When the Iowa Supreme Court released its decision on June 17 in PPH IV, the U.S. Supreme Court had not issued Dobbs. But Justice Mansfield recognized that Dobbs would be released soon and acknowledged that the U.S. Supreme Court’s decision “could alter the federal constitutional landscape established by Roe and Casey'' and “provide insights that [the Iowa Supreme Court is] currently lacking.” 

The U.S. Supreme Court provided those insights in Dobbs and thus the Iowa Supreme Court may now re-decide PPH IV with the wisdom of that ruling. Most significantly, the U.S. Supreme Court rejected the “undue burden” standard as an “arbitrary” test that has “caused confusion and disagreement” among courts trying to apply it. In its place, the Court adopted a “rational basis” test under which a law regulating abortion “must be sustained if there is a rational basis on which the legislature could have thought that it would serve legitimate state interests.” 

The Governor will be filing for rehearing by this Friday’s deadline.  

2. Gov. Reynolds will request that the Iowa courts lift the injunction against enforcement of Iowa’s fetal heartbeat law. 

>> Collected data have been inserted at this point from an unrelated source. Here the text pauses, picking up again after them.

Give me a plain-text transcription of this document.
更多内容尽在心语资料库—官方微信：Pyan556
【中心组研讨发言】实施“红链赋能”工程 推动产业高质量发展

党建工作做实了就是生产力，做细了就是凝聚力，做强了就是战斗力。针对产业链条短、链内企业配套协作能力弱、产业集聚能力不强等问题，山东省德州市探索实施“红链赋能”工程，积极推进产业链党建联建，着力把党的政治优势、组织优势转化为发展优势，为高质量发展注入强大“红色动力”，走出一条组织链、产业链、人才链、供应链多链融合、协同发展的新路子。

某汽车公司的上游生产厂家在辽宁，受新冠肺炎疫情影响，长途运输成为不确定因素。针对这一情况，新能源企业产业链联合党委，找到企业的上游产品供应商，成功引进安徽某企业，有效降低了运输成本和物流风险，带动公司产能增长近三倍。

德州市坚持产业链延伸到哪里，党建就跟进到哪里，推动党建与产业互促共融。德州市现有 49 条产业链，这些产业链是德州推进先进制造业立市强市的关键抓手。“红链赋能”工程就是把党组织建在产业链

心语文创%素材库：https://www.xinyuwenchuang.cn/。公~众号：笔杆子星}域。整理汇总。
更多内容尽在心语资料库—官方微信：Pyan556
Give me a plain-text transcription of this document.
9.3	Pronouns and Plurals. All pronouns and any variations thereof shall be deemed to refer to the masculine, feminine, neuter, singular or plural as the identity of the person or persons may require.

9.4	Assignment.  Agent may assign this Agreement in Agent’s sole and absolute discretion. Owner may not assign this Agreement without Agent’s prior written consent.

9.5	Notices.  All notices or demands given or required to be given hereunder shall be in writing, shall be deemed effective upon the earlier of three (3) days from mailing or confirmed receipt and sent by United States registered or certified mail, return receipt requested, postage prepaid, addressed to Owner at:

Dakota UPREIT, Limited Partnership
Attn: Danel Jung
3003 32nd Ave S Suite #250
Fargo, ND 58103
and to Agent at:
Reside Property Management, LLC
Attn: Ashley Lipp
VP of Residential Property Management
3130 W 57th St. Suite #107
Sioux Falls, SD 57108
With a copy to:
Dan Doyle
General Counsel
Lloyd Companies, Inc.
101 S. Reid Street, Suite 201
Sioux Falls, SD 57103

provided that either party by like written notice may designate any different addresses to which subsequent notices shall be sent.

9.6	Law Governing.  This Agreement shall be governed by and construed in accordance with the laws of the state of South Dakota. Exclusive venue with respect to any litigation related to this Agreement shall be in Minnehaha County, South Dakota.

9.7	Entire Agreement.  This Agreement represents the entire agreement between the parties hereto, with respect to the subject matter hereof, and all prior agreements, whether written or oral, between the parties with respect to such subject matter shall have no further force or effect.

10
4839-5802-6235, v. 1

In 2018, the legislature passed and Gov. Reynolds signed a law outlawing abortion at six weeks, when the baby’s heartbeat can first be detected. A Polk County district court judge enjoined that law, prohibiting Iowa officials from enforcing it, based upon the Iowa Supreme Court’s 2018 ruling in PPH II where the Court erroneously created a fundamental right to abortion. Because the Iowa Supreme Court has now overruled that 2018 ruling and rejected the “strict scrutiny” standard it adopted. Gov. Reynolds will ask the district court to lift the injunction against the heartbeat law.  

While this litigation moves forward to protect the unborn, Iowa’s ban on abortions after 20 weeks is still in effect.